Разместившись по своим местам в парусной лодке, оба они разом словно преображаются. Говорят мало и, точно священнодействуя, забывают обо всём, что осталось там на берегу. Перебрасываются друг с другом короткими деловыми фразами, посматривают в даль моря, а меня точно не замечают. Иногда промеряют глубину дна длинной верёвкой с грузом на конце и опять о чём-то совещаются. Говорят по-своему, и их нимало не заботит, что я не понимаю их речи. И я понимаю, что говорят они только о том, ради чего пустились в открытое море на своей быстроходной и лёгкой лодке. Отчуждённость моя от моих спутников не обижает меня, я как безмолвный парус или мачта сливаюсь с их интересами и, притихнув, сижу и только смотрю, что они делают.

Генрих управляет парусами, а Пекка сидит на руле и зорко куда-то смотрит. Его старческие подслеповатые глаза замечают какие-то незримые для меня точки и приметы на далёком острове, что утонул в море, или на чуть заметно синеющей грани противоположного берега залива. Видит Пекка непонятные мне знаки моря и плывёт по ним как по вехам. А меня они по-прежнему не замечают. В глазах их суровость, на устах скупость к словам, – к посторонним словам, не относящимся к рыбной ловле, и я боюсь спросить их о чём-нибудь, и я боюсь повернуться на узкой скамье, чтобы не зашуметь, и я боюсь кашлянуть… И только, когда Генрих закурит папиросу, или старик Паю вытащит из кармана свою трубочку с мягким качающимся чубуком, и я решаюсь закурить свою трубку. Предлагаю старику Паю свой табак, а он поматывает отрицательно головою и набивает трубку махоркой. Не признаёт старик в открытом море нежностей и любезного обращения, не признаёт и баловства вкусным английским табаком.

Здесь, в открытом море на рыбачьей лодке, всё деловито, сурово, скупо на слова, или на добродушный взгляд, или на ласковую улыбку.

Какими-то древними людьми представляются мне отец и сын, и я стараюсь походить на них и жить их жизнью, совсем особенной, совсем не похожей на ту, которой жил раньше. Не боятся они моря, и мне, человеку суши, становился нестрашно море.

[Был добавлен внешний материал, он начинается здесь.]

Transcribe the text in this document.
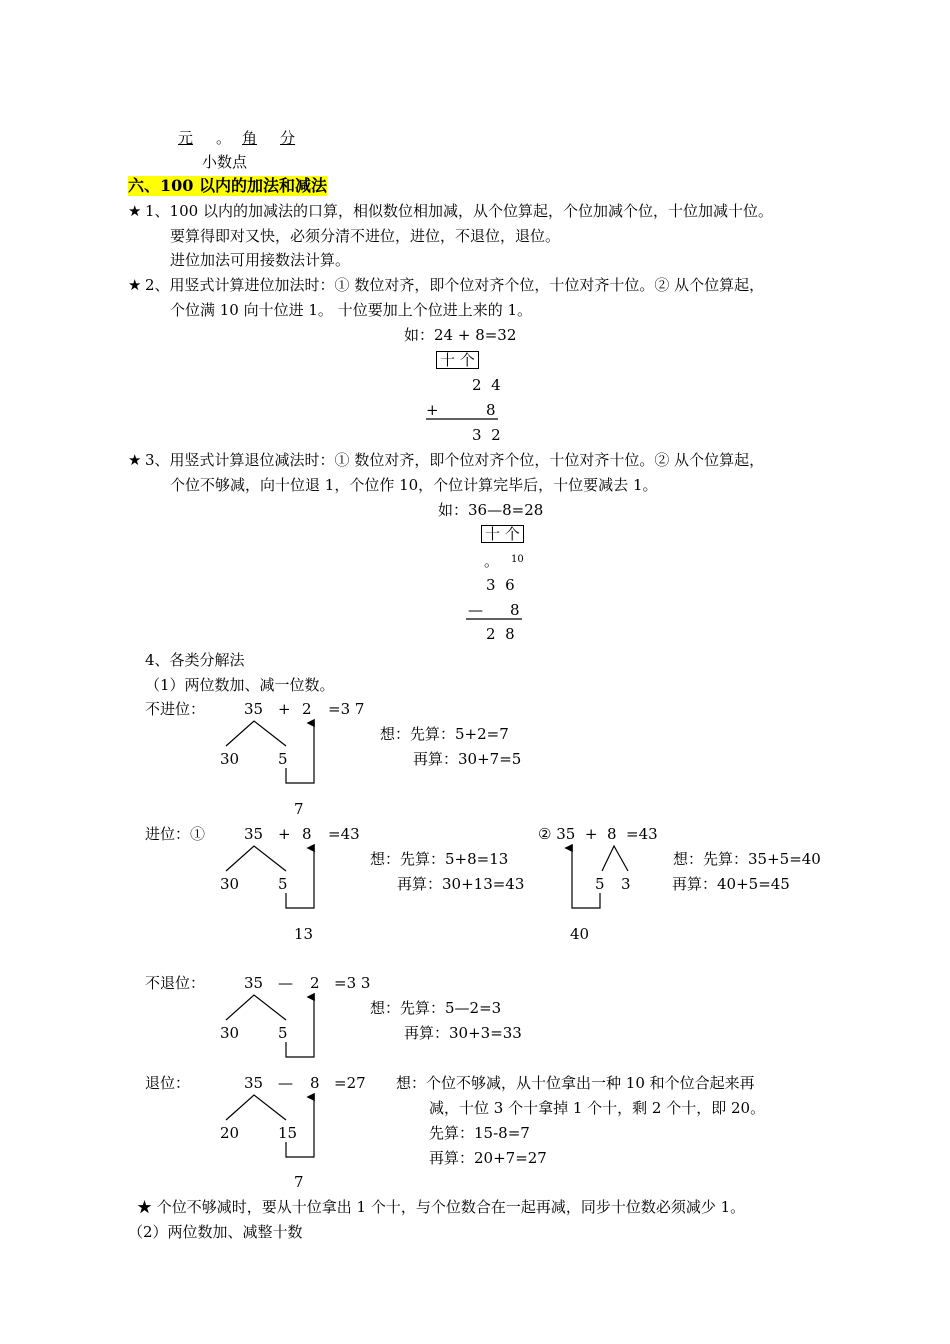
元 。 角 分
小数点
六、100 以内的加法和减法
★ 1、100 以内的加减法的口算，相似数位相加减，从个位算起，个位加减个位，十位加减十位。
要算得即对又快，必须分清不进位，进位，不退位，退位。
进位加法可用接数法计算。
★ 2、用竖式计算进位加法时：① 数位对齐，即个位对齐个位，十位对齐十位。② 从个位算起，
个位满 10 向十位进 1。 十位要加上个位进上来的 1。
如：24 + 8=32
十 个
2  4
+	8
3  2
★ 3、用竖式计算退位减法时：① 数位对齐，即个位对齐个位，十位对齐十位。② 从个位算起，
个位不够减，向十位退 1，个位作 10，个位计算完毕后，十位要减去 1。
如：36—8=28
十 个
。 10
3  6
— 8
2  8
4、各类分解法
（1）两位数加、减一位数。
不进位：	35 + 2 =3 7
30	5
7
想：先算：5+2=7
再算：30+7=5
进位：①	35 + 8 =43
30	5
13
想：先算：5+8=13
再算：30+13=43
② 35  +  8  =43
5 3
40
想：先算：35+5=40
再算：40+5=45
不退位：	35 — 2 =3 3
30	5
想：先算：5—2=3
再算：30+3=33
退位：	35 — 8 =27
20	15
7
想：个位不够减，从十位拿出一种 10 和个位合起来再
减，十位 3 个十拿掉 1 个十，剩 2 个十，即 20。
先算：15-8=7
再算：20+7=27
★ 个位不够减时，要从十位拿出 1 个十，与个位数合在一起再减，同步十位数必须减少 1。
（2）两位数加、减整十数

Помнится, однажды нас в море застала гроза. Тёмные лохматые тучи принеслись откуда-то издалека, принеслись стремительно, точно напугав безмятежную синеву неба и мелкую рябь моря: и море, и небо заволновались какими-то своими страхами. Потемнело небо, потемнело море. Подул ветер и разом развёл крупное волнение. Выпустил Генрих парус, застегнул свою куртку на все пуговицы, и воротник куртки поднял, и картуз с большим козырьком надвинул на лоб.

А старик Паю, как сидел раньше на руле, так и теперь не переменил позы. А пиджак его остался расстёгнутым, и ворот рубахи расстёгнут. Крупные капли дождя с ветром били нас, в спины, в головы, в руки. Над головами вспыхивали молнии, и гром ревел непрестанно. А лодка наша, гонимая ветром, неслась по тёмным волнам с белыми гребнями и то опускалась книзу вместе с опавшей волной, то взгромождалась на гребень волны. И отставали сзади лодки зелёные ворчливые волны. А я смотрел на Паю и дивился его мужеству, весь промокший, посиневший от холодного ветра, он по-прежнему сидел с рукояткой руля в руке и твёрдым взглядом всматривался вперёд, к берегу, куда неслась наша лодка вместе с попутным ветром. Вот он прижал рукоятку руля к боку и как-то изловчился и достал из кармана трубку. Но он не мог закурить трубки: ветер тушил и спички, и трут. И он остался сидеть в лодке с не дымившейся трубкой в зубах.

А когда налетевшая туча пронеслась и сгустилась в синий полог над берегом, и протянуло из-за её закраин солнце, Паю раскурил трубку, стряхнул с волос капли дождя, улыбнулся и, глядя на меня, спросил:

– То… Мочил?.. Ха-ха-ха!..

И он рассмеялся вслед унёсшейся тучи.

Как-то раз мы вдвоём с Пекка отправились в море. Он хотел только посмотреть, не размотала ли буря минувшей ночи снастей, и поплыл налегке. Генрих с сестрой Анти остались на берегу и чинили сети. За последнее время я научился управлять парусами, и старик охотно поручал мне ту самую работу, какую обычно исполняет Генрих.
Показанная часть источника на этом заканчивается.